Concernant les rapports entre le Nord et le Sud, Pierre-Noël Giraud, dans L’inégalité du monde, Economie du monde contemporain, conseille d’établir une balance entre l’intérêt des pays riches à maintenir des emplois stables et l’intérêt des pays pauvres à connaître un vrai développement. Pour y parvenir, il faut selon lui taxer les importations des pays pauvres pour éviter une partie des fermetures des fabriques (de vêtements, de chaussures, de porcelaine, etc.) des pays riches. Ainsi, en admettant qu’une paire de chaussures soit vendue 25 Fr. par un pays moins développé, le pays riche pourrait imposer une taxe équivalente sur le produit.
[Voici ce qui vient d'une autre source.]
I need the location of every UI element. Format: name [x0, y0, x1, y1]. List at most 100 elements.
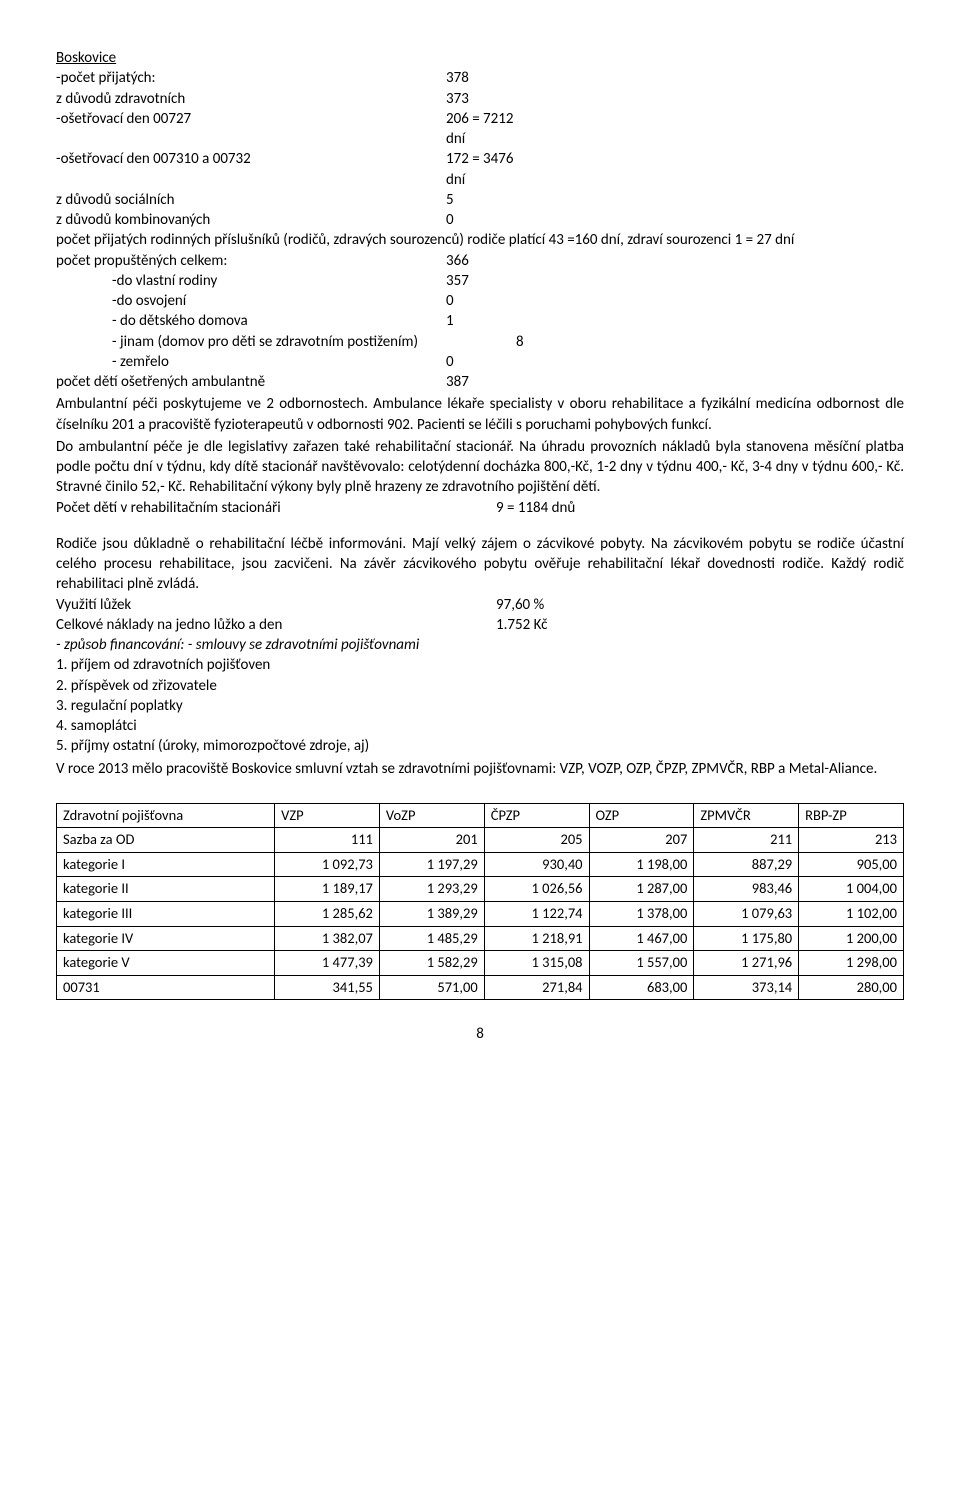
table-rowhead: 00731	[57, 975, 275, 1000]
stat-value: 0	[422, 352, 536, 372]
table-cell: 905,00	[799, 852, 904, 877]
stat-row: -ošetřovací den 00727 206 = 7212 dní	[56, 109, 536, 150]
table-cell: 571,00	[379, 975, 484, 1000]
table-cell: 1 389,29	[379, 902, 484, 927]
paragraph: Rodiče jsou důkladně o rehabilitační léč…	[56, 534, 904, 595]
stat-row: - do dětského domova 1	[56, 311, 536, 331]
paragraph: V roce 2013 mělo pracoviště Boskovice sm…	[56, 759, 904, 779]
table-cell: 280,00	[799, 975, 904, 1000]
table-cell: 1 315,08	[484, 951, 589, 976]
table-cell: 930,40	[484, 852, 589, 877]
stat-row: z důvodů zdravotních 373	[56, 89, 536, 109]
table-cell: 111	[275, 828, 380, 853]
stat-label: Celkové náklady na jedno lůžko a den	[56, 615, 496, 635]
stat-label: -ošetřovací den 007310 a 00732	[56, 149, 422, 190]
financing-heading: - způsob financování: - smlouvy se zdrav…	[56, 635, 904, 655]
stat-value: 0	[422, 210, 536, 230]
stat-row: - zemřelo 0	[56, 352, 536, 372]
stat-row: počet propuštěných celkem: 366	[56, 251, 536, 271]
stat-value: 378	[422, 68, 536, 88]
stat-row: - jinam (domov pro děti se zdravotním po…	[56, 332, 536, 352]
table-cell: 207	[589, 828, 694, 853]
stat-row: Celkové náklady na jedno lůžko a den 1.7…	[56, 615, 904, 635]
table-header: VZP	[275, 803, 380, 828]
table-cell: 1 582,29	[379, 951, 484, 976]
table-cell: 1 004,00	[799, 877, 904, 902]
stat-value: 97,60 %	[496, 595, 544, 615]
table-cell: 1 079,63	[694, 902, 799, 927]
list-item: 3. regulační poplatky	[56, 696, 904, 716]
stat-row: -počet přijatých: 378	[56, 68, 536, 88]
table-cell: 1 477,39	[275, 951, 380, 976]
table-cell: 213	[799, 828, 904, 853]
stat-row: Využití lůžek 97,60 %	[56, 595, 904, 615]
stat-label: -počet přijatých:	[56, 68, 422, 88]
stat-value: 0	[422, 291, 536, 311]
table-cell: 1 485,29	[379, 926, 484, 951]
table-rowhead: kategorie II	[57, 877, 275, 902]
stat-row: Počet dětí v rehabilitačním stacionáři 9…	[56, 498, 904, 518]
stat-row: -do vlastní rodiny 357	[56, 271, 536, 291]
table-cell: 271,84	[484, 975, 589, 1000]
stat-label: počet dětí ošetřených ambulantně	[56, 372, 422, 392]
table-rowhead: kategorie IV	[57, 926, 275, 951]
table-cell: 683,00	[589, 975, 694, 1000]
stat-value: 206 = 7212 dní	[422, 109, 536, 150]
stat-label: Počet dětí v rehabilitačním stacionáři	[56, 498, 496, 518]
stat-value: 373	[422, 89, 536, 109]
list-item: 5. příjmy ostatní (úroky, mimorozpočtové…	[56, 736, 904, 756]
table-row: kategorie I1 092,731 197,29930,401 198,0…	[57, 852, 904, 877]
table-cell: 205	[484, 828, 589, 853]
stat-row: počet dětí ošetřených ambulantně 387	[56, 372, 536, 392]
table-cell: 1 092,73	[275, 852, 380, 877]
table-cell: 1 218,91	[484, 926, 589, 951]
table-rowhead: kategorie I	[57, 852, 275, 877]
stat-value: 8	[492, 332, 536, 352]
stat-label: Využití lůžek	[56, 595, 496, 615]
stat-label: -do osvojení	[112, 291, 422, 311]
stat-label: - jinam (domov pro děti se zdravotním po…	[112, 332, 492, 352]
table-cell: 1 285,62	[275, 902, 380, 927]
table-header: Zdravotní pojišťovna	[57, 803, 275, 828]
table-cell: 1 122,74	[484, 902, 589, 927]
section-heading: Boskovice	[56, 48, 904, 68]
list-item: 2. příspěvek od zřizovatele	[56, 676, 904, 696]
stat-value: 1	[422, 311, 536, 331]
stat-value: 5	[422, 190, 536, 210]
table-cell: 1 293,29	[379, 877, 484, 902]
table-cell: 1 382,07	[275, 926, 380, 951]
stat-label: - do dětského domova	[112, 311, 422, 331]
table-cell: 1 200,00	[799, 926, 904, 951]
table-rowhead: kategorie III	[57, 902, 275, 927]
stat-label: z důvodů sociálních	[56, 190, 422, 210]
table-row: kategorie II1 189,171 293,291 026,561 28…	[57, 877, 904, 902]
stat-value: 9 = 1184 dnů	[496, 498, 575, 518]
table-cell: 1 026,56	[484, 877, 589, 902]
stat-label: - zemřelo	[112, 352, 422, 372]
table-cell: 1 298,00	[799, 951, 904, 976]
stat-row: -ošetřovací den 007310 a 00732 172 = 347…	[56, 149, 536, 190]
table-cell: 373,14	[694, 975, 799, 1000]
paragraph: Do ambulantní péče je dle legislativy za…	[56, 437, 904, 498]
stat-label: z důvodů kombinovaných	[56, 210, 422, 230]
list-item: 4. samoplátci	[56, 716, 904, 736]
table-cell: 1 557,00	[589, 951, 694, 976]
table-header: ZPMVČR	[694, 803, 799, 828]
stat-value: 357	[422, 271, 536, 291]
table-cell: 341,55	[275, 975, 380, 1000]
table-cell: 1 102,00	[799, 902, 904, 927]
table-cell: 1 198,00	[589, 852, 694, 877]
insurance-table: Zdravotní pojišťovnaVZPVoZPČPZPOZPZPMVČR…	[56, 803, 904, 1001]
table-row: Sazba za OD111201205207211213	[57, 828, 904, 853]
page-number: 8	[56, 1024, 904, 1044]
table-rowhead: Sazba za OD	[57, 828, 275, 853]
table-cell: 1 378,00	[589, 902, 694, 927]
table-cell: 211	[694, 828, 799, 853]
table-cell: 1 175,80	[694, 926, 799, 951]
table-cell: 1 467,00	[589, 926, 694, 951]
table-cell: 1 287,00	[589, 877, 694, 902]
table-cell: 201	[379, 828, 484, 853]
stat-row: -do osvojení 0	[56, 291, 536, 311]
text-line: počet přijatých rodinných příslušníků (r…	[56, 230, 904, 250]
stat-value: 1.752 Kč	[496, 615, 547, 635]
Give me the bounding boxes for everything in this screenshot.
Si le prix moyen des paires de chaussures fabriquées dans le pays riche est de 60 Fr., la taxe qui porte le produit étranger à 50 Fr. permettra à un certain nombre d’entreprises du pays de rester concurrentielles et de conserver des emplois.

Mais les pays pauvres ne sont pas oubliés. Les pays riches leur reverseraient le produit des taxes pour qu’ils achètent auprès d’eux des biens d’équipement. Certes les pays riches y trouveraient leur compte en remplissant les carnets de commandes d’autres secteurs industriels, mais les pays pauvres seraient aussi largement bénéficiaires, car un décollage économique moins dépendant de l’étranger, fondé sur des bases plus solides, serait à leur portée. Les paires de chaussures non exportées vers les pays riches seraient écoulées dans le pays producteur ou dans des pays voisins de niveau de développement égal. Ainsi, alors que des emplois divers et mieux payés seraient maintenus dans les pays riches, les pays pauvres développeraient leurs propres industries et ne seraient plus condamnés au seul rôle de pourvoyeurs de produits à basse valeur ajoutée. Le commerce se ferait au bénéfice de tous, pour le développement de chaque pays et non seulement pour celui des plus puissants.
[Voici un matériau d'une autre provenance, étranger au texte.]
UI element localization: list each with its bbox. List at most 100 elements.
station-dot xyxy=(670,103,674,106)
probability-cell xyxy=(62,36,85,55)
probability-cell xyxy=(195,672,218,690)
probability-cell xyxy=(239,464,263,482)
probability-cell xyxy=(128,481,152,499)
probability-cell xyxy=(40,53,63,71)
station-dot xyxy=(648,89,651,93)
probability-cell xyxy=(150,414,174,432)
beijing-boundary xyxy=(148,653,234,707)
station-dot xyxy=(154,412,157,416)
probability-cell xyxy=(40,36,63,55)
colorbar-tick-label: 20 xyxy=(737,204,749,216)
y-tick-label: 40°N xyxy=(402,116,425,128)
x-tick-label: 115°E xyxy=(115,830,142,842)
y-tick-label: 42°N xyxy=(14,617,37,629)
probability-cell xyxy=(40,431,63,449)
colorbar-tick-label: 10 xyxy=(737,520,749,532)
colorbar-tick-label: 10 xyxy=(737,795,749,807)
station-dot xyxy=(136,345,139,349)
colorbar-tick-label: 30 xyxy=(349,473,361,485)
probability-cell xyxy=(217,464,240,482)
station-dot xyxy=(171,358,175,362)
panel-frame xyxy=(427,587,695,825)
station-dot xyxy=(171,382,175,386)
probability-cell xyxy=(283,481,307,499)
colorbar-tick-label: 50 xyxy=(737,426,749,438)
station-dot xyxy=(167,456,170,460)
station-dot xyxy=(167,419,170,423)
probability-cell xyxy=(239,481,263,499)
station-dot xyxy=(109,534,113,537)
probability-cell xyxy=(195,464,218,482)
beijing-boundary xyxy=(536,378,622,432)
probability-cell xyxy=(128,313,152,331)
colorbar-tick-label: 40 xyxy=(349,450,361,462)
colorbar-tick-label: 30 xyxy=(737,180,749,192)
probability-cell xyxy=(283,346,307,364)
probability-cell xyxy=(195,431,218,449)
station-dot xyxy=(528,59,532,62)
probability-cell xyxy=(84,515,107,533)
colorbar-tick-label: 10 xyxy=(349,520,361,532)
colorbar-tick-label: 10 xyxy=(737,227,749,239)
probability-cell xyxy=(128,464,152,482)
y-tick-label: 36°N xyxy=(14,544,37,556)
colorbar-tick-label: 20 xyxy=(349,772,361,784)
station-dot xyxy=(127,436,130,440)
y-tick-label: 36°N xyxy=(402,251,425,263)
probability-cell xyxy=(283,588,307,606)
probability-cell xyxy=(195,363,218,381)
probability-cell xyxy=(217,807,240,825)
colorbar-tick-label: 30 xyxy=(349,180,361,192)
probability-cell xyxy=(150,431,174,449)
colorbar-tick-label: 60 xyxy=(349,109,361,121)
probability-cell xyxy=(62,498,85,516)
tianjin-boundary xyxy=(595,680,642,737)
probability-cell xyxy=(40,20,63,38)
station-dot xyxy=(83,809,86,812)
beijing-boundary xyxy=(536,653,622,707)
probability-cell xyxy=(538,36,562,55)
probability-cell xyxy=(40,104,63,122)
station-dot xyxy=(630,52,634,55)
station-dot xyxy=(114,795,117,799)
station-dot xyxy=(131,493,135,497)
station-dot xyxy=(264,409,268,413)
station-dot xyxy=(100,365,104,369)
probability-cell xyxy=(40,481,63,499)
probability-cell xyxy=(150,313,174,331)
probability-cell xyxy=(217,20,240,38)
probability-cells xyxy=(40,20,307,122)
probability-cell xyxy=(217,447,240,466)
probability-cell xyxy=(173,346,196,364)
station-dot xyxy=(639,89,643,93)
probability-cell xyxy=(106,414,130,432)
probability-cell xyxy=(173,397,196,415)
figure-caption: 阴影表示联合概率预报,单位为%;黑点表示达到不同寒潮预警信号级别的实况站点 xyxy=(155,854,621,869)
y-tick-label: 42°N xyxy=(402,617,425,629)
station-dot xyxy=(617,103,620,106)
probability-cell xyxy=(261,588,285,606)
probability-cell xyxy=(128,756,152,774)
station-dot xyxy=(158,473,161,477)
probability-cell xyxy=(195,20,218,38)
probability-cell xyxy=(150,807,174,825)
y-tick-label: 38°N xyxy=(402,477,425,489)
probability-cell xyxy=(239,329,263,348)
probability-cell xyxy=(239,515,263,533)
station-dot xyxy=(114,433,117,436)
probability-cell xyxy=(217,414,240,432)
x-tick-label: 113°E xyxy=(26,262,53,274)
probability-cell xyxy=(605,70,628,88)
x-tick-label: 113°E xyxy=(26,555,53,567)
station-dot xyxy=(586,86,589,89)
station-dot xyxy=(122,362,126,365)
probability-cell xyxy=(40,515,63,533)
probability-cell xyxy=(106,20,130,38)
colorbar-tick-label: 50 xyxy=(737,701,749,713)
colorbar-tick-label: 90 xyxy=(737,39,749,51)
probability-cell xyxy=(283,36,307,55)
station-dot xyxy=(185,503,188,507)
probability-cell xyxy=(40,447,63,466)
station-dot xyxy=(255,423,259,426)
Dans L’Homme inutile, Du bon usage de l’économie, P.-N. Giraud se livre à une réflexion sur les moyens d’éviter la multiplication des chômeurs et des précaires (qualifiés d’«inutiles») dans le contexte de la mondialisation. Il se fonde sur la distinction entre emplois nomades et emplois sédentaires. Dans les premiers, plus sensibles à la mondialisation, on range la grande majorité des emplois industriels (on peut fabriquer n’importe où des téléphones ou des vêtements) et un bon nombre des emplois de services (on peut engager n’importe où des comptables). Les seconds rassemblent les emplois qui sont liés à un territoire, comme ceux de la construction, mais aussi ceux des services publics et des services à la personne. Pour l’économiste français, l’objectif doit être actuellement de maintenir dans tous les pays un nombre suffisant d’emplois nomades aussi bien que sédentaires.

Poursuivant dans la logique de rééquilibrage adoptée par l’ouvrage précédent, il préconise que les pays émergents se recentrent sur leur marché intérieur et accroissent leur demande en biens sédentaires, ce qui permettrait à l’Europe et aux Etats-Unis d’augmenter chez eux le nombre d’emplois nomades en se réindustrialisant, et à l’Afrique d’entamer un développement industriel créant de nombreux emplois nomades. Concrètement, ce rééquilibrage doit passer par une restriction de la liberté de circulation des biens, services et capitaux pour les grandes firmes globales.

S’il est important de maintenir ou de créer des emplois industriels et de «relocaliser» en vue d’emplois sédentaires, P.-N. Giraud ne défend pas pour autant le protectionnisme, qui aurait pour effet de diminuer le nombre des emplois nomades, mais aussi d’appauvrir les pays. Pour la France, la sortie de l’euro n’est pas à exclure, mais n’apparaît pas comme nécessaire. Le but déclaré étant le maintien d’emplois dignes de ce nom, l’auteur rejette l’idée du revenu minimum.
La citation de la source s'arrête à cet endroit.